Dopo l’ininterrotto stop di oltre due mesi, molti negozi hanno potuto riaprire i loro battenti ma, per molti consumatori, è iniziato il problema dei rincari, da quanto si evince dalle decine di segnalazioni presso il Codacons.
I primi ad essere messi sotto accusa per gli aumenti sono bar e parrucchieri – con il caffè che sembra costare il 53% in più, mentre un taglio di capelli e una messa in piega sembrano essere aumentati del 25% – che si sono rimessi in azione per recuperare il tempo perduto.
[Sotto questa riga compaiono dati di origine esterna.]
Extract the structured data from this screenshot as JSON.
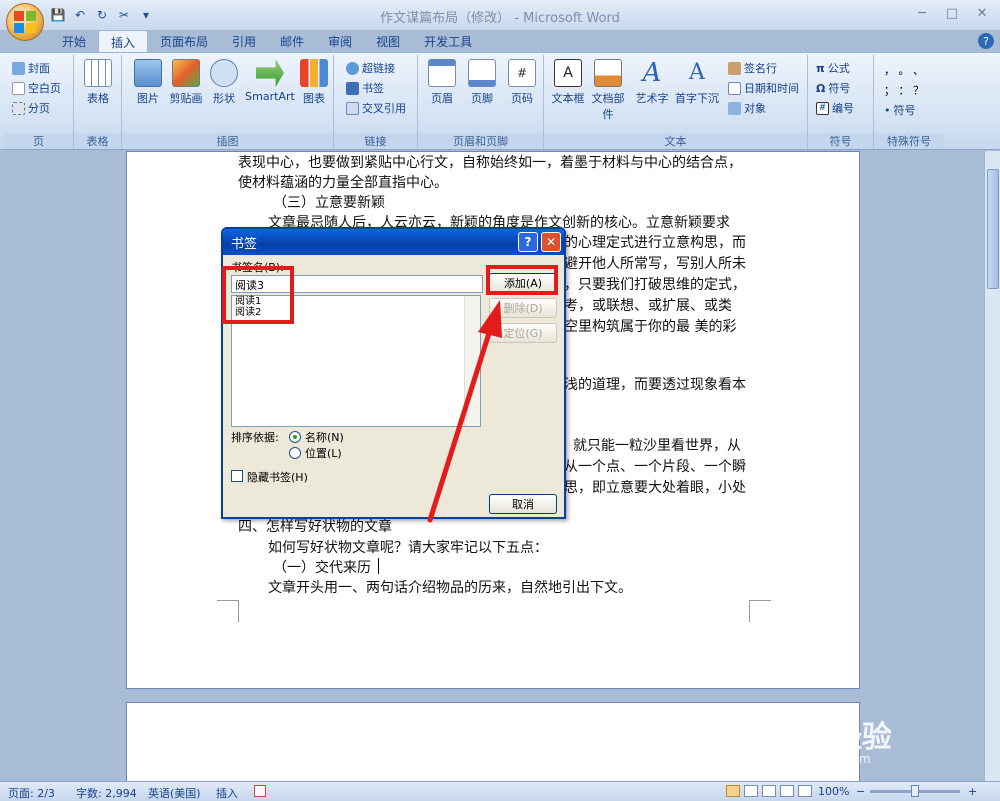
{
  "window": {
    "title": "作文谋篇布局（修改） - Microsoft Word"
  },
  "qat": {
    "save_icon": "💾",
    "undo_icon": "↶",
    "redo_icon": "↻",
    "format_icon": "✂",
    "more_icon": "▾"
  },
  "tabs": [
    "开始",
    "插入",
    "页面布局",
    "引用",
    "邮件",
    "审阅",
    "视图",
    "开发工具"
  ],
  "ribbon": {
    "pages": {
      "label": "页",
      "cover": "封面",
      "blank": "空白页",
      "break": "分页"
    },
    "tables": {
      "label": "表格",
      "table": "表格"
    },
    "illustrations": {
      "label": "插图",
      "picture": "图片",
      "clipart": "剪贴画",
      "shapes": "形状",
      "smartart": "SmartArt",
      "chart": "图表"
    },
    "links": {
      "label": "链接",
      "hyperlink": "超链接",
      "bookmark": "书签",
      "crossref": "交叉引用"
    },
    "headerfooter": {
      "label": "页眉和页脚",
      "header": "页眉",
      "footer": "页脚",
      "pagenum": "页码"
    },
    "text": {
      "label": "文本",
      "textbox": "文本框",
      "quickparts": "文档部件",
      "wordart": "艺术字",
      "dropcap": "首字下沉",
      "signature": "签名行",
      "datetime": "日期和时间",
      "object": "对象"
    },
    "symbols": {
      "label": "符号",
      "equation": "公式",
      "symbol": "符号",
      "numbering": "编号"
    },
    "special": {
      "label": "特殊符号",
      "r1": "，  。  、",
      "r2": "；  ：  ？",
      "r3": "符号"
    }
  },
  "document": {
    "lines": [
      "表现中心，也要做到紧贴中心行文，自称始终如一，着墨于材料与中心的结合点，",
      "使材料蕴涵的力量全部直指中心。",
      "（三）立意要新颖",
      "文章最忌随人后，人云亦云，新颖的角度是作文创新的核心。立意新颖要求",
      "的心理定式进行立意构思，而",
      "避开他人所常写，写别人所未",
      "，只要我们打破思维的定式，",
      "考，或联想、或扩展、或类",
      "空里构筑属于你的最 美的彩",
      "浅的道理，而要透过现象看本",
      "就只能一粒沙里看世界，从",
      "从一个点、一个片段、一个瞬",
      "思，即立意要大处着眼，小处",
      "四、怎样写好状物的文章",
      "如何写好状物文章呢？请大家牢记以下五点：",
      "（一）交代来历",
      "文章开头用一、两句话介绍物品的历来，自然地引出下文。"
    ]
  },
  "dialog": {
    "title": "书签",
    "name_label": "书签名(B):",
    "name_value": "阅读3",
    "items": [
      "阅读1",
      "阅读2"
    ],
    "add": "添加(A)",
    "delete": "删除(D)",
    "goto": "定位(G)",
    "sort_label": "排序依据:",
    "sort_name": "名称(N)",
    "sort_location": "位置(L)",
    "hidden": "隐藏书签(H)",
    "cancel": "取消"
  },
  "status": {
    "page": "页面: 2/3",
    "words": "字数: 2,994",
    "language": "英语(美国)",
    "mode": "插入",
    "zoom": "100%",
    "zoom_out": "−",
    "zoom_in": "+"
  },
  "watermark": {
    "brand": "Bai 经验",
    "url": "jingyan.baidu.com"
  },
  "colors": {
    "highlight": "#e41b1b",
    "dialog_title": "#0740a8"
  }
}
Tali aumenti per bar e parrucchieri variano di città in città: a Milano, il prezzo di un espresso è arrivato a 2 euro (+53,8%), a Roma 1,5 euro (+36,3%) e a Firenze 1,7 euro (+21,5%); mentre, per i parrucchieri, si è visto un aumento nei rincari per shampoo, messa in piega, taglio, con il prezzo di un taglio da 20 a 25 euro (+25%), e con punte che arrivano al +66%.
Con un’inflazione che, durante il mese di aprile, ha registrato una variazione su base tendenziale dello 0,1% su base mensile, il prezzo delle verdure ha percepito un aumento che dal 3,7% al 6,9%, come pure il pane confezionato è aumentato dell’1,7%, mentre la farina ha subito un rincaro dell’1,5%.
È per via di questi ed altri “rincari sospetti” – detergenti e prodotti per la pulizia della casa +1,6%, uova + 1,3% (+3,1% annuo), latte conservato +1,2% – che l’Unione nazionale consumatori ha potuto ottenere un’indagine preistruttoria sull’attuale andamento dei prezzi dei generi alimentari di prima necessità da parte dell’Antitrust.
Il sospetto, emerso finora, è quello di un contributo extra, una sorta di tassa di solidarietà inserita di nascosto per coprire le varie spese aggiuntive, come quelle di sanificazione, con il recupero dei mancati guadagni e dei maggiori costi legati al coronavirus sui consumatori finali.